Vendaikai (Okra) Puli Kootu Recipe
Vendaikai (Okra) Puli Kootu is a popular dish from Tamil Nadu that combines the earthy taste of ladyfinger (okra) with the tanginess of tamarind. This comforting and flavorful curry is perfect for a satisfying lunch when served with chapati, rice, or paratha. Packed with nutrients and vibrant flavors, it’s a delightful addition to your weekly meal rotation.
Ingredients
Ingredient | Quantity |
---|---|
Bhindi (Lady Finger/Okra) | 15 pieces |
Shallots | 10 pieces |
Onion | 1 medium-sized |
Garlic | 1 clove |
Tomato | 1 medium-sized |
Ginger Garlic Paste | 1/2 tablespoon |
Tamarind (gooseberry-sized) | 1 piece |
Red Chilli Powder | 1/2 teaspoon (adjustable) |
Cumin Seeds (Jeera) | 1/2 teaspoon |
Mustard Seeds | 1/4 teaspoon |
Sunflower Oil | 2 tablespoons |
Curry Leaves | A few sprigs |
Salt | To taste |
Preparation Time
Preparation Time | 15 minutes |
---|---|
Cooking Time | 25 minutes |
Total Time | 40 minutes |
Servings | 6 servings |
Cuisine
- Tamil Nadu
Course
- Lunch
Diet
- Vegetarian
Instructions
-
Prepare the Okra
Begin by cleaning the okra (ladyfinger). Instead of washing them directly under water, use a wet cloth to wipe them down, as they tend to become slimy when wet. If you must wash them, ensure to dry them thoroughly with a cloth. Once dry, chop the okra into small pieces. -
Prepare Tamarind
Soak the tamarind in hot water for about 10-15 minutes. Once soaked, extract the tamarind juice and discard the pulp. Set the juice aside for later use. -
Temper the Spices
Heat 2 tablespoons of sunflower oil in a kadai (wok) over medium heat. Add 1/4 teaspoon of mustard seeds and 1/2 teaspoon of cumin seeds. Let them splutter for a few seconds. Then, add a few curry leaves and finely chopped garlic. Sauté for another 1-2 minutes until the garlic releases its aroma. -
Sauté Onions and Tomatoes
Add the chopped onions to the pan and sauté until they turn transparent. Next, add 1/2 tablespoon of ginger garlic paste and cook for another minute, allowing the flavors to meld together. Add the chopped tomato and cook until it becomes soft and mushy. -
Cook the Okra
Now, add the chopped okra to the pan and stir well. Fry the okra for about 5-6 minutes, allowing it to cook slightly and soften. The okra will release some of its moisture during this time. -
Add Tamarind Juice and Seasoning
Pour in the prepared tamarind juice and add salt to taste. Stir the mixture and let it simmer for 15-20 minutes, allowing the okra to cook thoroughly and the flavors to blend. Keep an eye on the consistency of the gravy. If you prefer a thicker curry, allow the water to reduce, or if you prefer a more soupy consistency, add a little more water to reach your desired texture. -
Final Touch
Once the okra is tender and the curry has reached your desired consistency, taste for seasoning and adjust if necessary. The tangy tamarind combined with the earthy okra creates a perfect balance of flavors. -
Serve
Serve this Vendaikai Puli Kootu hot with Whole Wheat Lachha Paratha, rice, or chapati for a fulfilling meal. The dish pairs beautifully with these sides, making it a wholesome and satisfying lunch.

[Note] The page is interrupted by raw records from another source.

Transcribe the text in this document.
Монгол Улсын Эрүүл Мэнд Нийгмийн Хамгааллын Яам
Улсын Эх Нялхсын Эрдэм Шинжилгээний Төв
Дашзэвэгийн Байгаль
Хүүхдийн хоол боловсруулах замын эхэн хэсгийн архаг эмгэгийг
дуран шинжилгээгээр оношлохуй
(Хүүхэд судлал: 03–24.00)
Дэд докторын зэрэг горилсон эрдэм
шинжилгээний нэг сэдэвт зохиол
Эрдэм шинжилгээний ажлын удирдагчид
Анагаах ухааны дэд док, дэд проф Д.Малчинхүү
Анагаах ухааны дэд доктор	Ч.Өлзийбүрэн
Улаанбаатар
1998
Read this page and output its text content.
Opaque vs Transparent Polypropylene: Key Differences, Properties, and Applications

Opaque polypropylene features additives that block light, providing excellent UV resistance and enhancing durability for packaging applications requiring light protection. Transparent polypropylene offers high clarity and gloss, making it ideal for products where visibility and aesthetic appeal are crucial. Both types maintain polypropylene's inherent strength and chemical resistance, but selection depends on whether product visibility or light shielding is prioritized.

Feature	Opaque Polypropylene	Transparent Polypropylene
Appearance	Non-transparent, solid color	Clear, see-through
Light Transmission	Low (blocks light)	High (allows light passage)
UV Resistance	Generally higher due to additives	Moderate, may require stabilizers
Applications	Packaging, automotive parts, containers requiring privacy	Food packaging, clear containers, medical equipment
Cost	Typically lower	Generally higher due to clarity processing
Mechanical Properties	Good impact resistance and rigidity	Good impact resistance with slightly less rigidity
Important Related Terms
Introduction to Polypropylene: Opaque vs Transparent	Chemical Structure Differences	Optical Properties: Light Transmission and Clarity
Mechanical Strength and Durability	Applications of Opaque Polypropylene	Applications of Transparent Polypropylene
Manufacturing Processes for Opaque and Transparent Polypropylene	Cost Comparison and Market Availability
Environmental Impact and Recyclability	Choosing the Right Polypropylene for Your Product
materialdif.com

Tips for a Perfect Vendaikai Puli Kootu:
- Okra Preparation: If you want to avoid the sliminess in okra, make sure to dry them thoroughly after washing or wipe them with a damp cloth before chopping.
- Adjusting Spice Levels: You can easily adjust the red chili powder to your preferred spice level. If you like it milder, use less or omit it altogether.
- Gravy Consistency: If you prefer a thicker gravy, let it simmer longer, or add less water. If you want a thinner consistency, feel free to add more water as needed.
This dish is a healthy, comforting, and nutrient-packed recipe perfect for a wholesome vegetarian lunch. Enjoy the authentic flavors of Tamil Nadu with this traditional, tangy okra curry!